A aposentadoria por invalidez é o benefício previdenciário concedido ao segurado que, cumprido o período de carência e "estando ou não em gozo de auxílio-doença, for considerado incapaz e insusceptível de reabilitação para o exercício de atividade que lhe garanta a subsistência, e ser-lhe-á paga enquanto permanecer nesta condição", nos termos do art. 42 da Lei nº 8.213/91.

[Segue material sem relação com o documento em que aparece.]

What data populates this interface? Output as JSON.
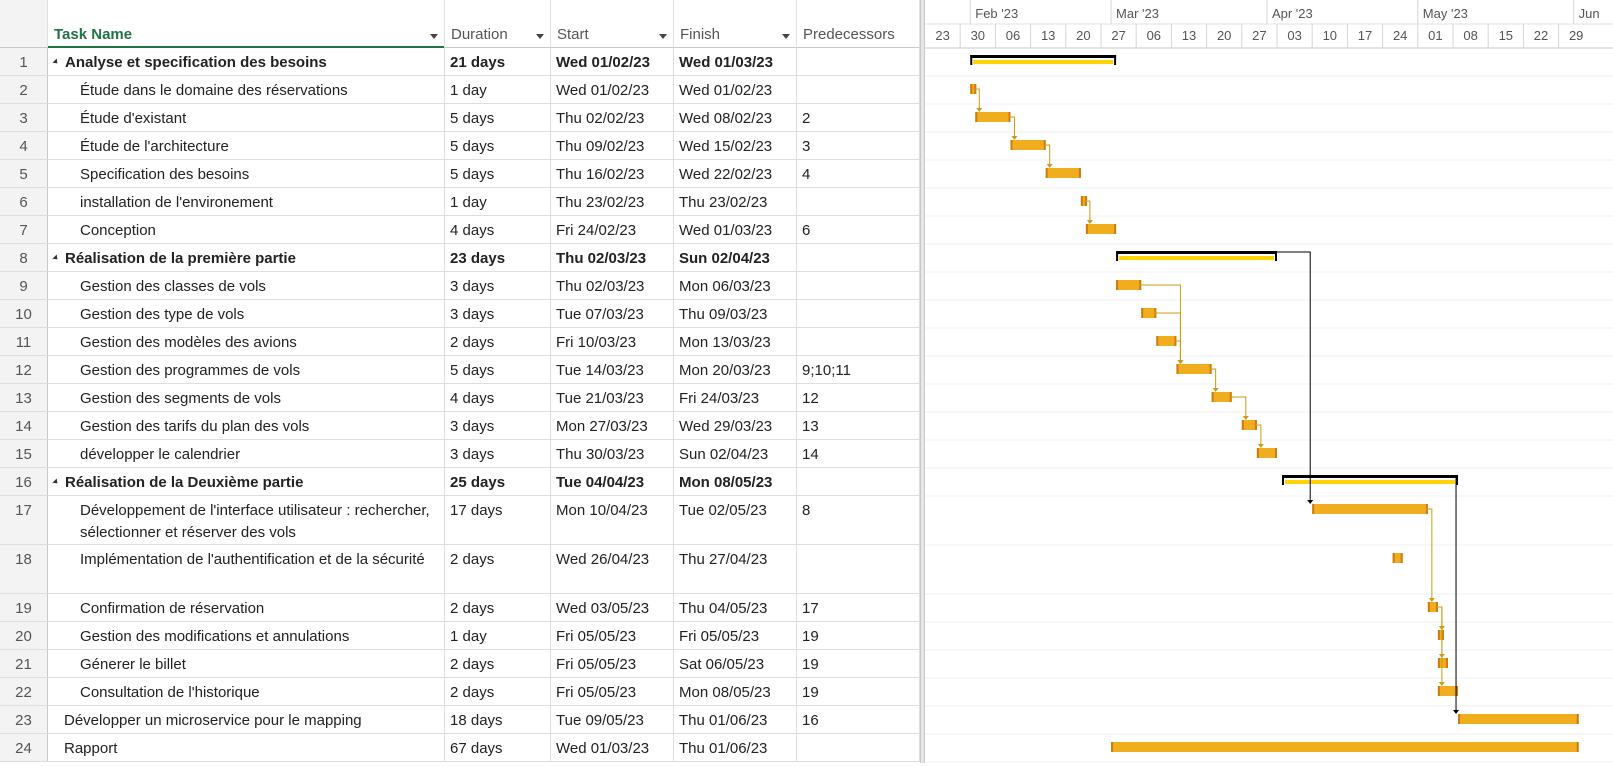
{
  "columns": {
    "task_name": "Task Name",
    "duration": "Duration",
    "start": "Start",
    "finish": "Finish",
    "predecessors": "Predecessors"
  },
  "timescale": {
    "months": [
      "Feb '23",
      "Mar '23",
      "Apr '23",
      "May '23",
      "Jun"
    ],
    "days": [
      "23",
      "30",
      "06",
      "13",
      "20",
      "27",
      "06",
      "13",
      "20",
      "27",
      "03",
      "10",
      "17",
      "24",
      "01",
      "08",
      "15",
      "22",
      "29"
    ]
  },
  "colors": {
    "bar_fill": "#f0ad1e",
    "bar_edge": "#d07a10",
    "summary_fill": "#ffd200",
    "summary_outline": "#000000",
    "link_color": "#d09a10",
    "grid_header_green": "#217346"
  },
  "tasks": [
    {
      "id": "1",
      "name": "Analyse et specification des besoins",
      "duration": "21 days",
      "start": "Wed 01/02/23",
      "finish": "Wed 01/03/23",
      "pred": "",
      "summary": true,
      "indent": 0
    },
    {
      "id": "2",
      "name": "Étude dans le domaine des réservations",
      "duration": "1 day",
      "start": "Wed 01/02/23",
      "finish": "Wed 01/02/23",
      "pred": "",
      "summary": false,
      "indent": 1
    },
    {
      "id": "3",
      "name": "Étude d'existant",
      "duration": "5 days",
      "start": "Thu 02/02/23",
      "finish": "Wed 08/02/23",
      "pred": "2",
      "summary": false,
      "indent": 1
    },
    {
      "id": "4",
      "name": " Étude de l'architecture",
      "duration": "5 days",
      "start": "Thu 09/02/23",
      "finish": "Wed 15/02/23",
      "pred": "3",
      "summary": false,
      "indent": 1
    },
    {
      "id": "5",
      "name": "Specification des besoins",
      "duration": "5 days",
      "start": "Thu 16/02/23",
      "finish": "Wed 22/02/23",
      "pred": "4",
      "summary": false,
      "indent": 1
    },
    {
      "id": "6",
      "name": "installation de l'environement",
      "duration": "1 day",
      "start": "Thu 23/02/23",
      "finish": "Thu 23/02/23",
      "pred": "",
      "summary": false,
      "indent": 1
    },
    {
      "id": "7",
      "name": "Conception",
      "duration": "4 days",
      "start": "Fri 24/02/23",
      "finish": "Wed 01/03/23",
      "pred": "6",
      "summary": false,
      "indent": 1
    },
    {
      "id": "8",
      "name": "Réalisation de la première partie",
      "duration": "23 days",
      "start": "Thu 02/03/23",
      "finish": "Sun 02/04/23",
      "pred": "",
      "summary": true,
      "indent": 0
    },
    {
      "id": "9",
      "name": "Gestion des classes de vols",
      "duration": "3 days",
      "start": "Thu 02/03/23",
      "finish": "Mon 06/03/23",
      "pred": "",
      "summary": false,
      "indent": 1
    },
    {
      "id": "10",
      "name": "Gestion des type de vols",
      "duration": "3 days",
      "start": "Tue 07/03/23",
      "finish": "Thu 09/03/23",
      "pred": "",
      "summary": false,
      "indent": 1
    },
    {
      "id": "11",
      "name": "Gestion des modèles des avions",
      "duration": "2 days",
      "start": "Fri 10/03/23",
      "finish": "Mon 13/03/23",
      "pred": "",
      "summary": false,
      "indent": 1
    },
    {
      "id": "12",
      "name": "Gestion des programmes de vols",
      "duration": "5 days",
      "start": "Tue 14/03/23",
      "finish": "Mon 20/03/23",
      "pred": "9;10;11",
      "summary": false,
      "indent": 1
    },
    {
      "id": "13",
      "name": "Gestion des segments de vols",
      "duration": "4 days",
      "start": "Tue 21/03/23",
      "finish": "Fri 24/03/23",
      "pred": "12",
      "summary": false,
      "indent": 1
    },
    {
      "id": "14",
      "name": "Gestion des tarifs du plan des vols",
      "duration": "3 days",
      "start": "Mon 27/03/23",
      "finish": "Wed 29/03/23",
      "pred": "13",
      "summary": false,
      "indent": 1
    },
    {
      "id": "15",
      "name": "développer le calendrier",
      "duration": "3 days",
      "start": "Thu 30/03/23",
      "finish": "Sun 02/04/23",
      "pred": "14",
      "summary": false,
      "indent": 1
    },
    {
      "id": "16",
      "name": "Réalisation de la Deuxième partie",
      "duration": "25 days",
      "start": "Tue 04/04/23",
      "finish": "Mon 08/05/23",
      "pred": "",
      "summary": true,
      "indent": 0
    },
    {
      "id": "17",
      "name": "Développement de l'interface utilisateur : rechercher, sélectionner et réserver des vols",
      "duration": "17 days",
      "start": "Mon 10/04/23",
      "finish": "Tue 02/05/23",
      "pred": "8",
      "summary": false,
      "indent": 1,
      "tall": true
    },
    {
      "id": "18",
      "name": "Implémentation de l'authentification et de la sécurité",
      "duration": "2 days",
      "start": "Wed 26/04/23",
      "finish": "Thu 27/04/23",
      "pred": "",
      "summary": false,
      "indent": 1,
      "tall": true
    },
    {
      "id": "19",
      "name": "Confirmation de réservation",
      "duration": "2 days",
      "start": "Wed 03/05/23",
      "finish": "Thu 04/05/23",
      "pred": "17",
      "summary": false,
      "indent": 1
    },
    {
      "id": "20",
      "name": "Gestion des modifications et annulations",
      "duration": "1 day",
      "start": "Fri 05/05/23",
      "finish": "Fri 05/05/23",
      "pred": "19",
      "summary": false,
      "indent": 1
    },
    {
      "id": "21",
      "name": "Génerer le billet",
      "duration": "2 days",
      "start": "Fri 05/05/23",
      "finish": "Sat 06/05/23",
      "pred": "19",
      "summary": false,
      "indent": 1
    },
    {
      "id": "22",
      "name": "Consultation de l'historique",
      "duration": "2 days",
      "start": "Fri 05/05/23",
      "finish": "Mon 08/05/23",
      "pred": "19",
      "summary": false,
      "indent": 1
    },
    {
      "id": "23",
      "name": "Développer un microservice pour le mapping",
      "duration": "18 days",
      "start": "Tue 09/05/23",
      "finish": "Thu 01/06/23",
      "pred": "16",
      "summary": false,
      "indent": 0
    },
    {
      "id": "24",
      "name": "Rapport",
      "duration": "67 days",
      "start": "Wed 01/03/23",
      "finish": "Thu 01/06/23",
      "pred": "",
      "summary": false,
      "indent": 0
    }
  ]
}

Tendo o conjunto probatório (formado por documentos médicos e laudo pericial) revelado a existência de acidente trabalhista que resultou em incapacidade parcial permanente para o exercício do labor original, deve ser mantido o benefício auxílio doença, sendo impossível sua conversão em aposentadoria por invalidez.
No que tange ao auxílio-doença, o art. 59 da Lei nº 8.213/91 estabelece que tal benefício será devido ao segurado que ficar incapacitado para o seu trabalho ou para a sua atividade habitual por mais de 15 (quinze) dias consecutivos e prescinde de carência, em se tratando de acidente do trabalho.
O termo inicial é a data em que ocorreu a cessação indevida da benesse.
A definição do percentual da verba honorária deve ser feita com base no art. 85, §4º, do CPC, isto é, quando liquidado o julgado, só podendo, ainda, incidir sobre o montante total das parcelas vencidas até a sentença, a teor da Súmula nº 111/STJ.